On Halloween of that year the ghosts of the Grampus made their presence felt in earnest. The fully-crewed Grampus arrived in San Francisco, with its holds containing hundreds of thousands of dollars worth of whale oil. It was no ghost ship. The two-year voyage of the ship was a financial success and the ship had suffered the loss of a single sailor by disease. Despite the fact that the massacre tale was a pure fabrication, newspapers continued to spread the initial story, with the news of the survival of the crew following weeks to months later. As an example, on November 5, 1891 the readers of the Newton Kansan were reading Duffy's initial lies about the massacre. With the Grampus safe in port, Duffy had long since faded into obscurity in San Francisco.

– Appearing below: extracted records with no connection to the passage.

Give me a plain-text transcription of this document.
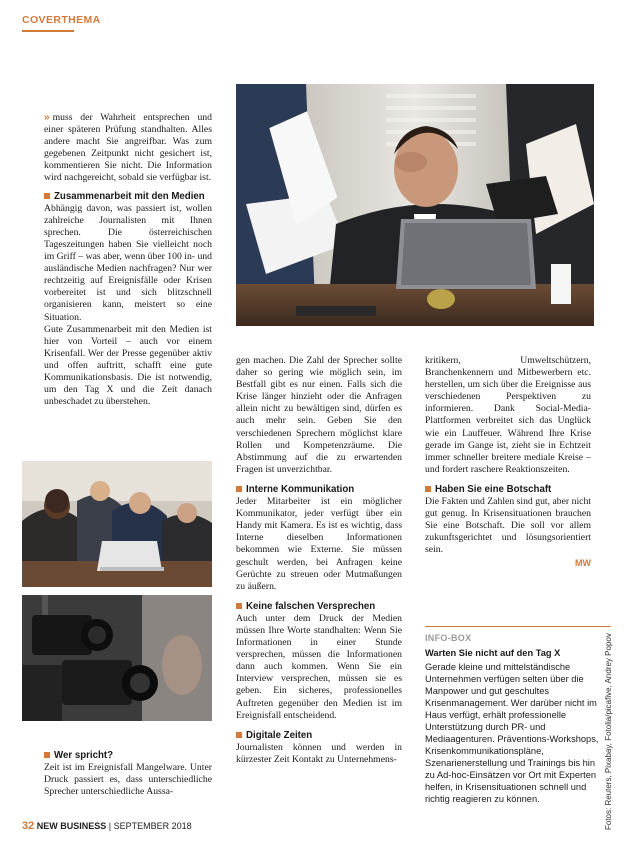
COVERTHEMA

» muss der Wahrheit entsprechen und einer späteren Prüfung standhalten. Alles andere macht Sie angreifbar. Was zum gegebenen Zeitpunkt nicht gesichert ist, kommentieren Sie nicht. Die Information wird nachgereicht, sobald sie verfügbar ist.

Zusammenarbeit mit den Medien

Abhängig davon, was passiert ist, wollen zahlreiche Journalisten mit Ihnen sprechen. Die österreichischen Tageszeitungen haben Sie vielleicht noch im Griff – was aber, wenn über 100 in- und ausländische Medien nachfragen? Nur wer rechtzeitig auf Ereignisfälle oder Krisen vorbereitet ist und sich blitzschnell organisieren kann, meistert so eine Situation.

Gute Zusammenarbeit mit den Medien ist hier von Vorteil – auch vor einem Krisenfall. Wer der Presse gegenüber aktiv und offen auftritt, schafft eine gute Kommunikationsbasis. Die ist notwendig, um den Tag X und die Zeit danach unbeschadet zu überstehen.

Wer spricht?

Zeit ist im Ereignisfall Mangelware. Unter Druck passiert es, dass unterschiedliche Sprecher unterschiedliche Aussa-

gen machen. Die Zahl der Sprecher sollte daher so gering wie möglich sein, im Bestfall gibt es nur einen. Falls sich die Krise länger hinzieht oder die Anfragen allein nicht zu bewältigen sind, dürfen es auch mehr sein. Geben Sie den verschiedenen Sprechern möglichst klare Rollen und Kompetenzräume. Die Abstimmung auf die zu erwartenden Fragen ist unverzichtbar.

Interne Kommunikation

Jeder Mitarbeiter ist ein möglicher Kommunikator, jeder verfügt über ein Handy mit Kamera. Es ist es wichtig, dass Interne dieselben Informationen bekommen wie Externe. Sie müssen geschult werden, bei Anfragen keine Gerüchte zu streuen oder Mutmaßungen zu äußern.

Keine falschen Versprechen

Auch unter dem Druck der Medien müssen Ihre Worte standhalten: Wenn Sie Informationen in einer Stunde versprechen, müssen die Informationen dann auch kommen. Wenn Sie ein Interview versprechen, müssen sie es geben. Ein sicheres, professionelles Auftreten gegenüber den Medien ist im Ereignisfall entscheidend.

Digitale Zeiten

Journalisten können und werden in kürzester Zeit Kontakt zu Unternehmens-

kritikern, Umweltschützern, Branchenkennern und Mitbewerbern etc. herstellen, um sich über die Ereignisse aus verschiedenen Perspektiven zu informieren. Dank Social-Media-Plattformen verbreitet sich das Unglück wie ein Lauffeuer. Während Ihre Krise gerade im Gange ist, zieht sie in Echtzeit immer schneller breitere mediale Kreise – und fordert raschere Reaktionszeiten.

Haben Sie eine Botschaft

Die Fakten und Zahlen sind gut, aber nicht gut genug. In Krisensituationen brauchen Sie eine Botschaft. Die soll vor allem zukunftsgerichtet und lösungsorientiert sein.

MW

INFO-BOX

Warten Sie nicht auf den Tag X

Gerade kleine und mittelständische Unternehmen verfügen selten über die Manpower und gut geschultes Krisenmanagement. Wer darüber nicht im Haus verfügt, erhält professionelle Unterstützung durch PR- und Mediaagenturen. Präventions-Workshops, Krisenkommunikationspläne, Szenarienerstellung und Trainings bis hin zu Ad-hoc-Einsätzen vor Ort mit Experten helfen, in Krisensituationen schnell und richtig reagieren zu können.	Fotos: Reuters, Pixabay, Fotolia/picafive, Andrey Popov
32 NEW BUSINESS | SEPTEMBER 2018
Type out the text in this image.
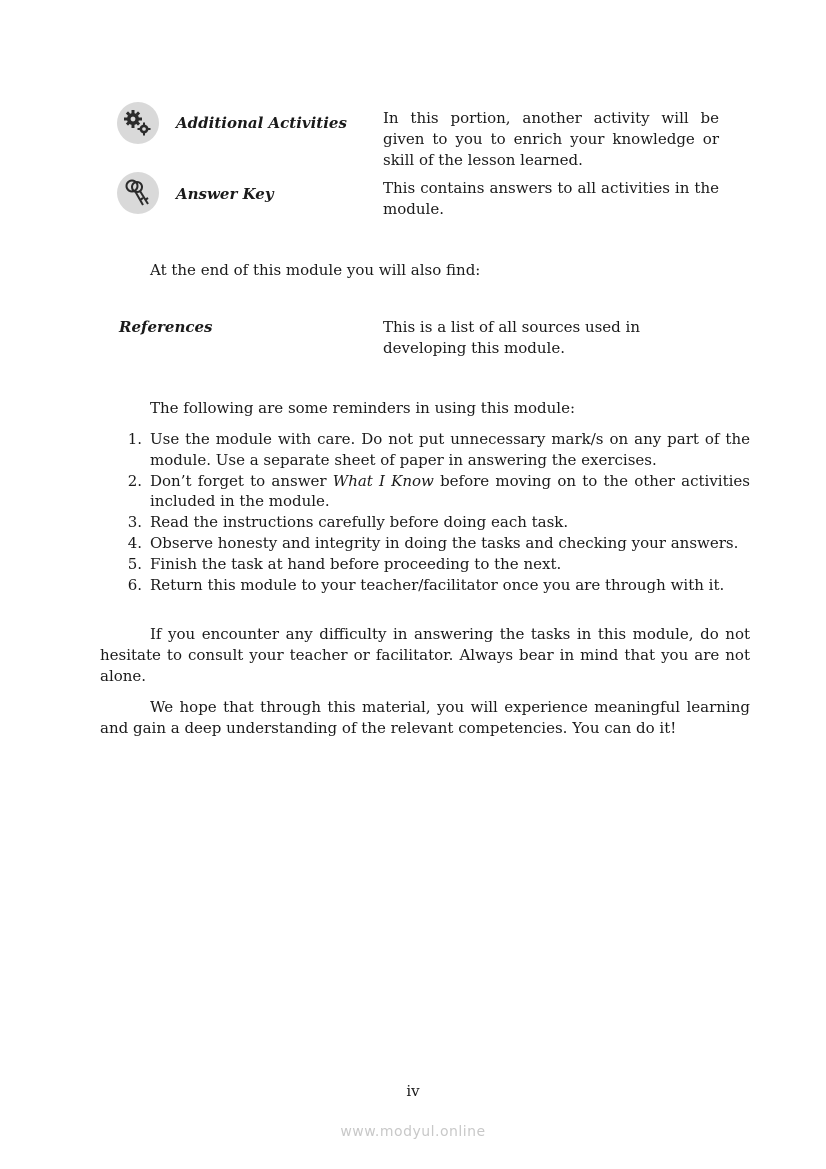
Additional Activities In this portion, another activity will be given to you to enrich your knowledge or skill of the lesson learned.
Answer Key	This contains answers to all activities in the module.
At the end of this module you will also find:
References	This is a list of all sources used in developing this module.
The following are some reminders in using this module:
1. Use the module with care. Do not put unnecessary mark/s on any part of the module. Use a separate sheet of paper in answering the exercises.
2. Don’t forget to answer What I Know before moving on to the other activities included in the module.
3. Read the instructions carefully before doing each task.
4. Observe honesty and integrity in doing the tasks and checking your answers.
5. Finish the task at hand before proceeding to the next.
6. Return this module to your teacher/facilitator once you are through with it.
If you encounter any difficulty in answering the tasks in this module, do not hesitate to consult your teacher or facilitator. Always bear in mind that you are not alone.
We hope that through this material, you will experience meaningful learning and gain a deep understanding of the relevant competencies. You can do it!
iv
www.modyul.online
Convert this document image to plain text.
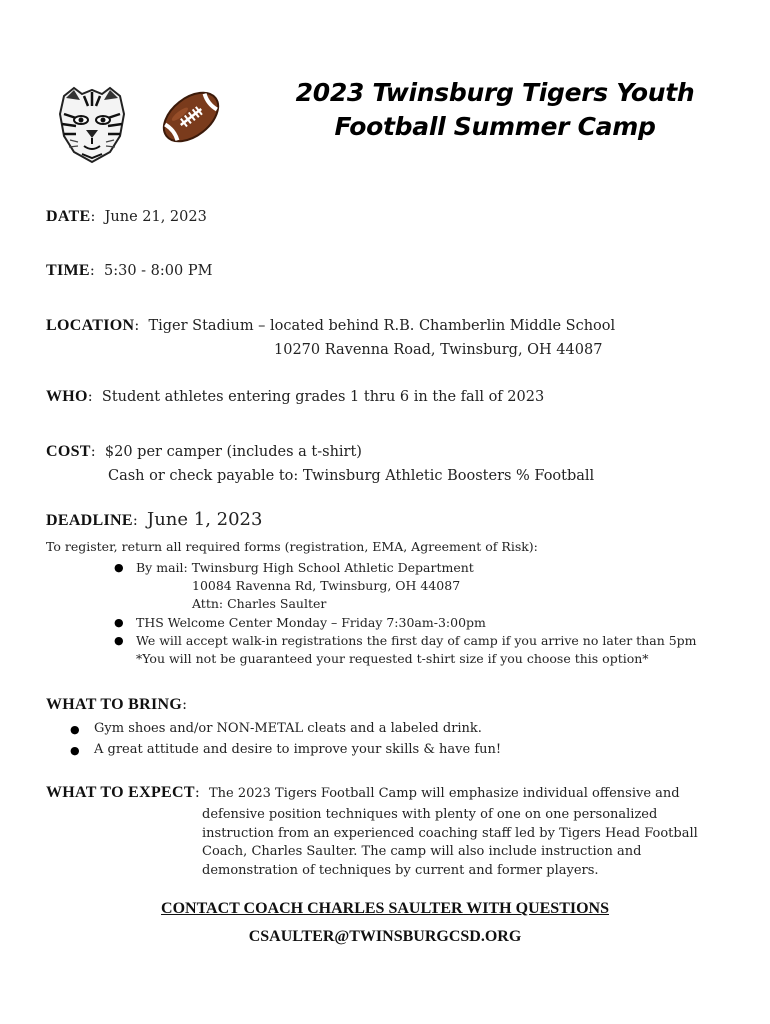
2023 Twinsburg Tigers Youth
Football Summer Camp
DATE:  June 21, 2023
TIME:  5:30 - 8:00 PM
LOCATION:  Tiger Stadium – located behind R.B. Chamberlin Middle School
10270 Ravenna Road, Twinsburg, OH 44087
WHO:  Student athletes entering grades 1 thru 6 in the fall of 2023
COST:  $20 per camper (includes a t-shirt)
Cash or check payable to: Twinsburg Athletic Boosters % Football
DEADLINE:  June 1, 2023
To register, return all required forms (registration, EMA, Agreement of Risk):
● By mail: Twinsburg High School Athletic Department
10084 Ravenna Rd, Twinsburg, OH 44087
Attn: Charles Saulter
● THS Welcome Center Monday – Friday 7:30am-3:00pm
● We will accept walk-in registrations the first day of camp if you arrive no later than 5pm
*You will not be guaranteed your requested t-shirt size if you choose this option*
WHAT TO BRING:
● Gym shoes and/or NON-METAL cleats and a labeled drink.
● A great attitude and desire to improve your skills & have fun!
WHAT TO EXPECT:  The 2023 Tigers Football Camp will emphasize individual offensive and
defensive position techniques with plenty of one on one personalized
instruction from an experienced coaching staff led by Tigers Head Football
Coach, Charles Saulter. The camp will also include instruction and
demonstration of techniques by current and former players.
CONTACT COACH CHARLES SAULTER WITH QUESTIONS
CSAULTER@TWINSBURGCSD.ORG
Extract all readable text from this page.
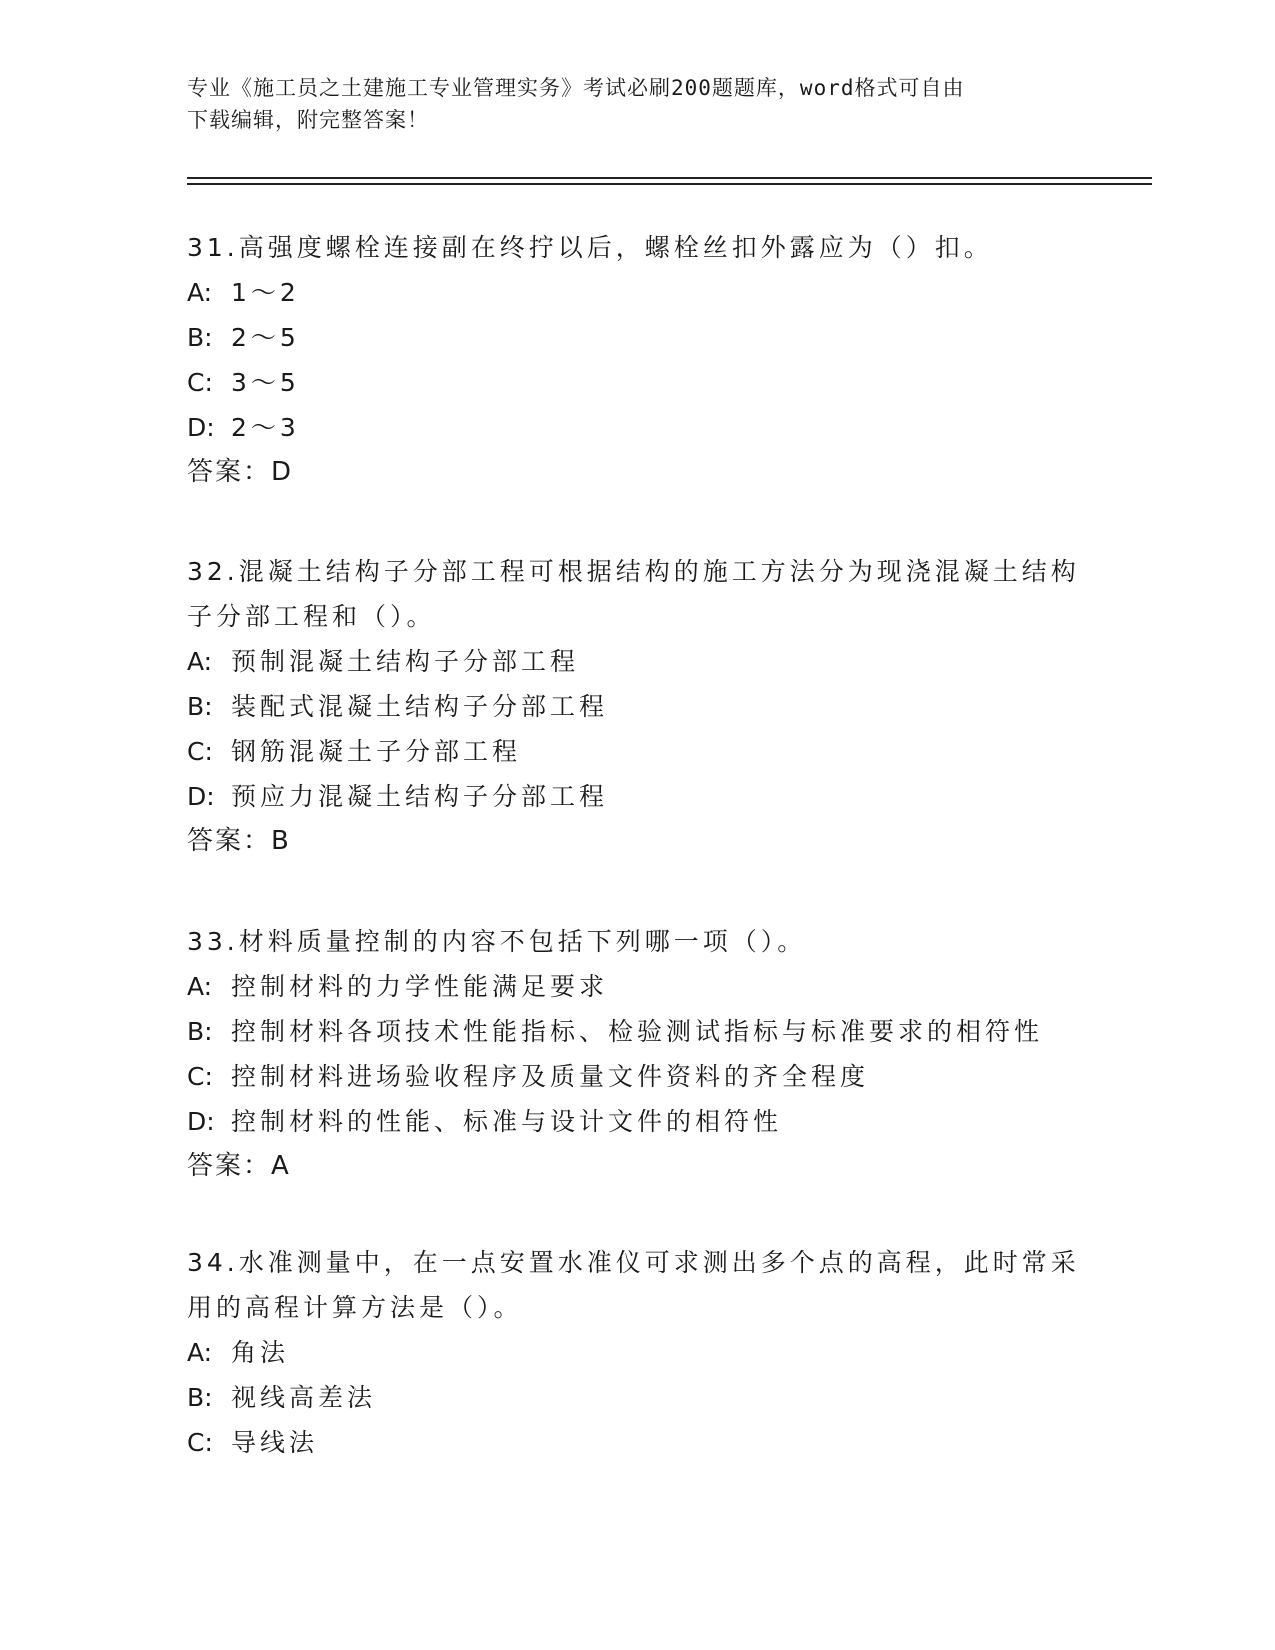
专业《施工员之土建施工专业管理实务》考试必刷200题题库，word格式可自由
下载编辑，附完整答案！
31.高强度螺栓连接副在终拧以后，螺栓丝扣外露应为（）扣。
A: 1～2
B: 2～5
C: 3～5
D: 2～3
答案：D
32.混凝土结构子分部工程可根据结构的施工方法分为现浇混凝土结构
子分部工程和（）。
A: 预制混凝土结构子分部工程
B: 装配式混凝土结构子分部工程
C: 钢筋混凝土子分部工程
D: 预应力混凝土结构子分部工程
答案：B
33.材料质量控制的内容不包括下列哪一项（）。
A: 控制材料的力学性能满足要求
B: 控制材料各项技术性能指标、检验测试指标与标准要求的相符性
C: 控制材料进场验收程序及质量文件资料的齐全程度
D: 控制材料的性能、标准与设计文件的相符性
答案：A
34.水准测量中，在一点安置水准仪可求测出多个点的高程，此时常采
用的高程计算方法是（）。
A: 角法
B: 视线高差法
C: 导线法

The Grampus and other whaling ships wintering on the McKenzie that winter had shown the bounty of the the northern whaling groups of Alaska. The captain and crew had good things to say about their native hosts during the voyage. The newspapers subsequently published accounts of mistreatment of the crew by the captain, starving them and hooking them along with dogs to dogsleds. The crew claimed to be fed dog food and that they were beaten like dogs. When several attempted to desert they were hunted down, abused, and returned to service on the ship. The Grampus had over a decade of whaling ahead of it, but none of the later expeditions matched the 1890-1891 voyage.